Bu amaçla işverenler; çalışanları arasından ilgili yönetmeliklerde belirtilen nitelikleri haiz bir veya birden fazla işyeri hekimi, iş güvenliği uzmanı görevlendirir. İşyeri hekimlerinin nitelikleri, çalışma süreleri vs. ile ilgili hususlar 20.7.2013 tarihli ve 28713 sayılı Resmi Gazete’de yayımlanan İşyeri Hekimi ve Diğer Sağlık Personelinin Görev, Yetki, Sorumluluk ve Eğitimleri Hakkında Yönetmelikte; iş güvenliği uzmanlarının nitelikleri ile ilgili bilgiler ise 29.12.2012 tarihli ve 28512 sayılı Resmi Gazete’de yayımlanan İş Güvenliği Uzmanlarının Görev, Yetki, Sorumluluk ve Eğitimleri Hakkında Yönetmelikte bulunmaktadır. On ve daha fazla çalışanı olan çok tehlikeli sınıfta yer alan işyeri işverenleri ayrıca diğer sağlık personeli görevlendirmek ile yükümlü olup işyerinde tam süreli işyeri hekimi görevlendirildiği takdirde diğer sağlık personeli görevlendirilmesi zorunlu değildir. İşverenler, işyerinde gerekli niteliklere sahip personel bulunmaması hâlinde yukarıda yer verilen yükümlülüklerinin tamamını veya bir kısmını, OSGB’lerden hizmet alarak yerine getirebilir.
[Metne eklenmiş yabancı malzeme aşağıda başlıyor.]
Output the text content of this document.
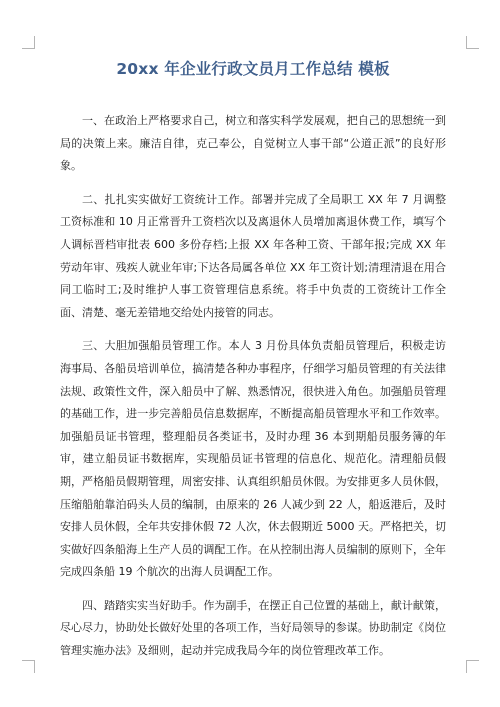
20xx 年企业行政文员月工作总结 模板

一、在政治上严格要求自己，树立和落实科学发展观，把自己的思想统一到局的决策上来。廉洁自律，克己奉公，自觉树立人事干部“公道正派”的良好形象。

二、扎扎实实做好工资统计工作。部署并完成了全局职工 XX 年 7 月调整工资标准和 10 月正常晋升工资档次以及离退休人员增加离退休费工作，填写个人调标晋档审批表 600 多份存档;上报 XX 年各种工资、干部年报;完成 XX 年劳动年审、残疾人就业年审;下达各局属各单位 XX 年工资计划;清理清退在用合同工临时工;及时维护人事工资管理信息系统。将手中负责的工资统计工作全面、清楚、毫无差错地交给处内接管的同志。

三、大胆加强船员管理工作。本人 3 月份具体负责船员管理后，积极走访海事局、各船员培训单位，搞清楚各种办事程序，仔细学习船员管理的有关法律法规、政策性文件，深入船员中了解、熟悉情况，很快进入角色。加强船员管理的基础工作，进一步完善船员信息数据库，不断提高船员管理水平和工作效率。加强船员证书管理，整理船员各类证书，及时办理 36 本到期船员服务簿的年审，建立船员证书数据库，实现船员证书管理的信息化、规范化。清理船员假期，严格船员假期管理，周密安排、认真组织船员休假。为安排更多人员休假，压缩船舶靠泊码头人员的编制，由原来的 26 人减少到 22 人，船返港后，及时安排人员休假，全年共安排休假 72 人次，休去假期近 5000 天。严格把关，切实做好四条船海上生产人员的调配工作。在从控制出海人员编制的原则下，全年完成四条船 19 个航次的出海人员调配工作。

四、踏踏实实当好助手。作为副手，在摆正自己位置的基础上，献计献策，尽心尽力，协助处长做好处里的各项工作，当好局领导的参谋。协助制定《岗位管理实施办法》及细则，起动并完成我局今年的岗位管理改革工作。
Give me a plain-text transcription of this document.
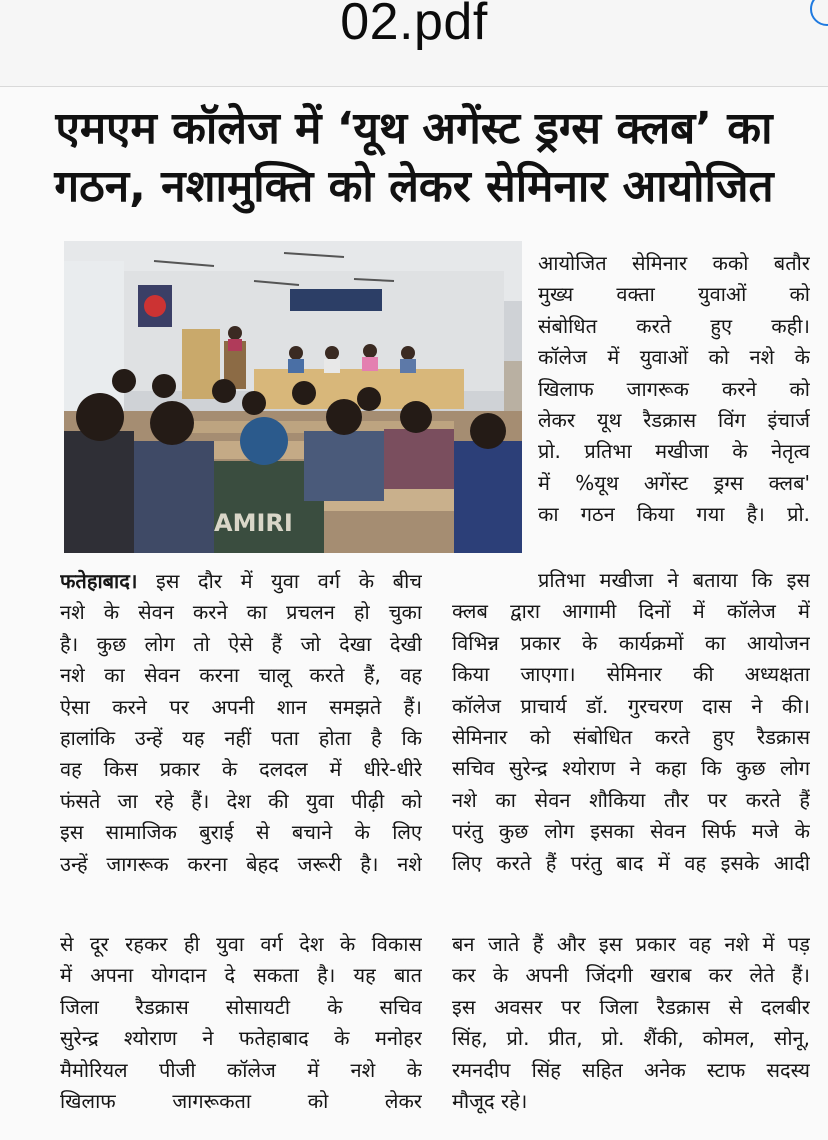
02.pdf
एमएम कॉलेज में ‘यूथ अगेंस्ट ड्रग्स क्लब’ का
गठन, नशामुक्ति को लेकर सेमिनार आयोजित
AMIRI
आयोजित सेमिनार कको बतौर
मुख्य वक्ता युवाओं को
संबोधित करते हुए कही।
कॉलेज में युवाओं को नशे के
खिलाफ जागरूक करने को
लेकर यूथ रैडक्रास विंग इंचार्ज
प्रो. प्रतिभा मखीजा के नेतृत्व
में %यूथ अगेंस्ट ड्रग्स क्लब'
का गठन किया गया है। प्रो.
फतेहाबाद। इस दौर में युवा वर्ग के बीच
नशे के सेवन करने का प्रचलन हो चुका
है। कुछ लोग तो ऐसे हैं जो देखा देखी
नशे का सेवन करना चालू करते हैं, वह
ऐसा करने पर अपनी शान समझते हैं।
हालांकि उन्हें यह नहीं पता होता है कि
वह किस प्रकार के दलदल में धीरे-धीरे
फंसते जा रहे हैं। देश की युवा पीढ़ी को
इस सामाजिक बुराई से बचाने के लिए
उन्हें जागरूक करना बेहद जरूरी है। नशे
प्रतिभा मखीजा ने बताया कि इस
क्लब द्वारा आगामी दिनों में कॉलेज में
विभिन्न प्रकार के कार्यक्रमों का आयोजन
किया जाएगा। सेमिनार की अध्यक्षता
कॉलेज प्राचार्य डॉ. गुरचरण दास ने की।
सेमिनार को संबोधित करते हुए रैडक्रास
सचिव सुरेन्द्र श्योराण ने कहा कि कुछ लोग
नशे का सेवन शौकिया तौर पर करते हैं
परंतु कुछ लोग इसका सेवन सिर्फ मजे के
लिए करते हैं परंतु बाद में वह इसके आदी
से दूर रहकर ही युवा वर्ग देश के विकास
में अपना योगदान दे सकता है। यह बात
जिला रैडक्रास सोसायटी के सचिव
सुरेन्द्र श्योराण ने फतेहाबाद के मनोहर
मैमोरियल पीजी कॉलेज में नशे के
खिलाफ जागरूकता को लेकर
बन जाते हैं और इस प्रकार वह नशे में पड़
कर के अपनी जिंदगी खराब कर लेते हैं।
इस अवसर पर जिला रैडक्रास से दलबीर
सिंह, प्रो. प्रीत, प्रो. शैंकी, कोमल, सोनू,
रमनदीप सिंह सहित अनेक स्टाफ सदस्य
मौजूद रहे।
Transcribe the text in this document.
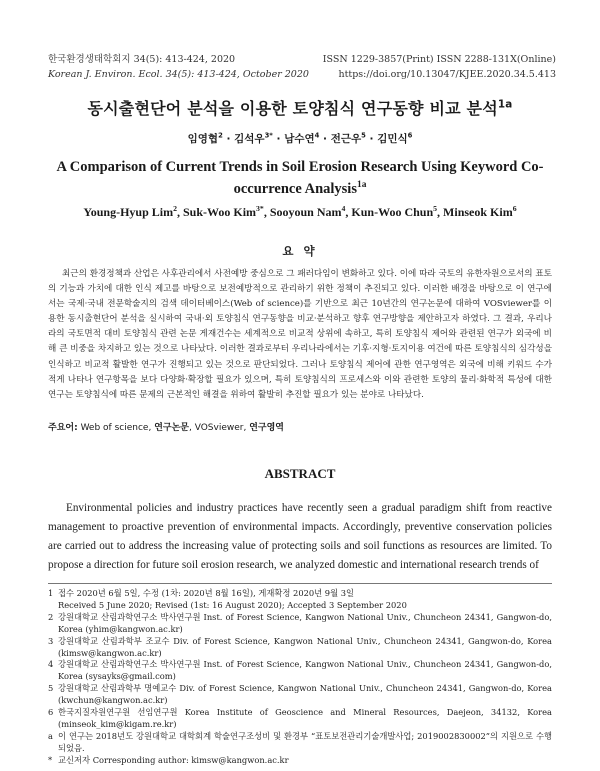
한국환경생태학회지 34(5): 413-424, 2020
Korean J. Environ. Ecol. 34(5): 413-424, October 2020
ISSN 1229-3857(Print) ISSN 2288-131X(Online)
https://doi.org/10.13047/KJEE.2020.34.5.413
동시출현단어 분석을 이용한 토양침식 연구동향 비교 분석$^{1a}$
임영협$^2$ · 김석우$^{3*}$ · 남수연$^4$ · 전근우$^5$ · 김민식$^6$
A Comparison of Current Trends in Soil Erosion Research Using Keyword Co-occurrence Analysis$^{1a}$
Young-Hyup Lim$^2$, Suk-Woo Kim$^{3*}$, Sooyoun Nam$^4$, Kun-Woo Chun$^5$, Minseok Kim$^6$
요 약
최근의 환경정책과 산업은 사후관리에서 사전예방 중심으로 그 패러다임이 변화하고 있다. 이에 따라 국토의 유한자원으로서의 표토의 기능과 가치에 대한 인식 제고를 바탕으로 보전예방적으로 관리하기 위한 정책이 추진되고 있다. 이러한 배경을 바탕으로 이 연구에서는 국제·국내 전문학술지의 검색 데이터베이스(Web of science)를 기반으로 최근 10년간의 연구논문에 대하여 VOSviewer를 이용한 동시출현단어 분석을 실시하여 국내·외 토양침식 연구동향을 비교·분석하고 향후 연구방향을 제안하고자 하였다. 그 결과, 우리나라의 국토면적 대비 토양침식 관련 논문 게재건수는 세계적으로 비교적 상위에 속하고, 특히 토양침식 제어와 관련된 연구가 외국에 비해 큰 비중을 차지하고 있는 것으로 나타났다. 이러한 결과로부터 우리나라에서는 기후·지형·토지이용 여건에 따른 토양침식의 심각성을 인식하고 비교적 활발한 연구가 진행되고 있는 것으로 판단되었다. 그러나 토양침식 제어에 관한 연구영역은 외국에 비해 키워드 수가 적게 나타나 연구항목을 보다 다양화·확장할 필요가 있으며, 특히 토양침식의 프로세스와 이와 관련한 토양의 물리·화학적 특성에 대한 연구는 토양침식에 따른 문제의 근본적인 해결을 위하여 활발히 추진할 필요가 있는 분야로 나타났다.
주요어: Web of science, 연구논문, VOSviewer, 연구영역
ABSTRACT
Environmental policies and industry practices have recently seen a gradual paradigm shift from reactive management to proactive prevention of environmental impacts. Accordingly, preventive conservation policies are carried out to address the increasing value of protecting soils and soil functions as resources are limited. To propose a direction for future soil erosion research, we analyzed domestic and international research trends of
1 접수 2020년 6월 5일, 수정 (1차: 2020년 8월 16일), 게재확정 2020년 9월 3일
Received 5 June 2020; Revised (1st: 16 August 2020); Accepted 3 September 2020
2 강원대학교 산림과학연구소 박사연구원 Inst. of Forest Science, Kangwon National Univ., Chuncheon 24341, Gangwon-do, Korea (yhim@kangwon.ac.kr)
3 강원대학교 산림과학부 조교수 Div. of Forest Science, Kangwon National Univ., Chuncheon 24341, Gangwon-do, Korea (kimsw@kangwon.ac.kr)
4 강원대학교 산림과학연구소 박사연구원 Inst. of Forest Science, Kangwon National Univ., Chuncheon 24341, Gangwon-do, Korea (sysayks@gmail.com)
5 강원대학교 산림과학부 명예교수 Div. of Forest Science, Kangwon National Univ., Chuncheon 24341, Gangwon-do, Korea (kwchun@kangwon.ac.kr)
6 한국지질자원연구원 선임연구원 Korea Institute of Geoscience and Mineral Resources, Daejeon, 34132, Korea (minseok_kim@kigam.re.kr)
a 이 연구는 2018년도 강원대학교 대학회계 학술연구조성비 및 환경부 “표토보전관리기술개발사업; 2019002830002”의 지원으로 수행되었음.
* 교신저자 Corresponding author: kimsw@kangwon.ac.kr
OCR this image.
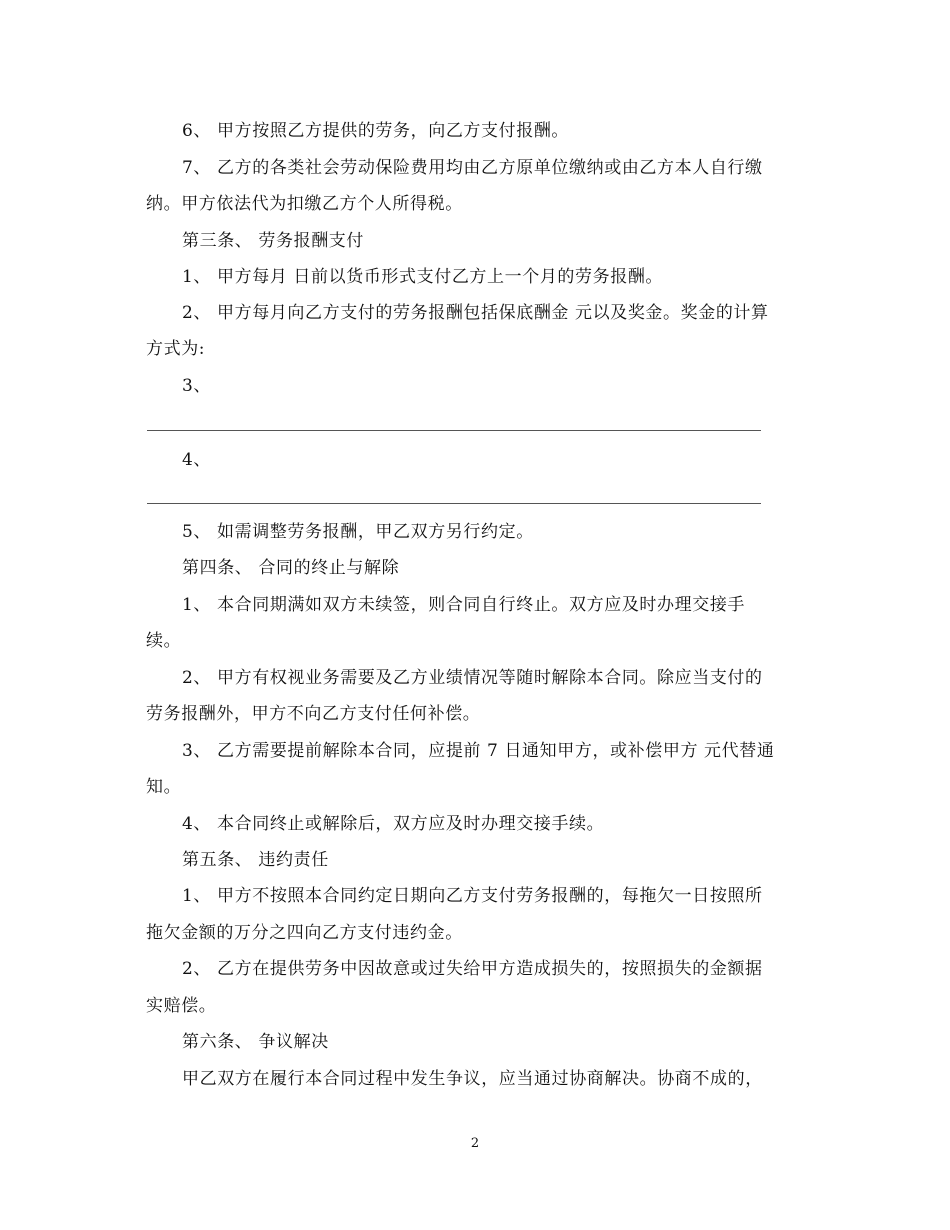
6、 甲方按照乙方提供的劳务，向乙方支付报酬。
7、 乙方的各类社会劳动保险费用均由乙方原单位缴纳或由乙方本人自行缴
纳。甲方依法代为扣缴乙方个人所得税。
第三条、 劳务报酬支付
1、 甲方每月 日前以货币形式支付乙方上一个月的劳务报酬。
2、 甲方每月向乙方支付的劳务报酬包括保底酬金 元以及奖金。奖金的计算
方式为:
3、
4、
5、 如需调整劳务报酬，甲乙双方另行约定。
第四条、 合同的终止与解除
1、 本合同期满如双方未续签，则合同自行终止。双方应及时办理交接手
续。
2、 甲方有权视业务需要及乙方业绩情况等随时解除本合同。除应当支付的
劳务报酬外，甲方不向乙方支付任何补偿。
3、 乙方需要提前解除本合同，应提前 7 日通知甲方，或补偿甲方 元代替通
知。
4、 本合同终止或解除后，双方应及时办理交接手续。
第五条、 违约责任
1、 甲方不按照本合同约定日期向乙方支付劳务报酬的，每拖欠一日按照所
拖欠金额的万分之四向乙方支付违约金。
2、 乙方在提供劳务中因故意或过失给甲方造成损失的，按照损失的金额据
实赔偿。
第六条、 争议解决
甲乙双方在履行本合同过程中发生争议，应当通过协商解决。协商不成的，
2
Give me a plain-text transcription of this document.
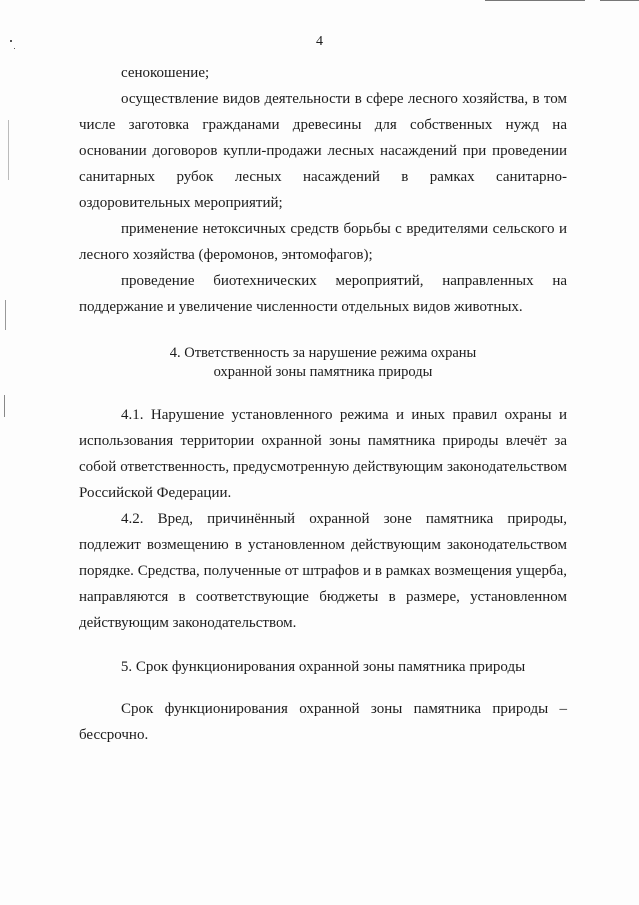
4

сенокошение;

осуществление видов деятельности в сфере лесного хозяйства, в том числе заготовка гражданами древесины для собственных нужд на основании договоров купли-продажи лесных насаждений при проведении санитарных рубок лесных насаждений в рамках санитарно-оздоровительных мероприятий;

применение нетоксичных средств борьбы с вредителями сельского и лесного хозяйства (феромонов, энтомофагов);

проведение биотехнических мероприятий, направленных на поддержание и увеличение численности отдельных видов животных.

4. Ответственность за нарушение режима охраны
охранной зоны памятника природы

4.1. Нарушение установленного режима и иных правил охраны и использования территории охранной зоны памятника природы влечёт за собой ответственность, предусмотренную действующим законодательством Российской Федерации.

4.2. Вред, причинённый охранной зоне памятника природы, подлежит возмещению в установленном действующим законодательством порядке. Средства, полученные от штрафов и в рамках возмещения ущерба, направляются в соответствующие бюджеты в размере, установленном действующим законодательством.

5. Срок функционирования охранной зоны памятника природы

Срок функционирования охранной зоны памятника природы – бессрочно.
Diğer taraftan belirlenen niteliklere ve gerekli belgeye sahip olması hâlinde, tehlike sınıfı ve çalışan sayısı dikkate alınarak, bu hizmetin yerine getirilmesini işveren kendisi üstlenebilir. Belirlenen niteliklere ve gerekli belgeye sahip olmayan ancak 50’den az çalışanı bulunan ve az tehlikeli sınıfta yer alan işyeri işverenleri veya işveren vekilleri, Bakanlıkça ilan edilen eğitimleri tamamlamak şartıyla işe giriş ve periyodik muayeneler ve tetkikler hariç iş sağlığı ve güvenliği hizmetlerini kendileri yürütebilirler. Anılan eğitimler Genel Müdürlükle protokol imzalamış kurum, kuruluşlar veya üniversiteler aracılığıyla verilmektedir.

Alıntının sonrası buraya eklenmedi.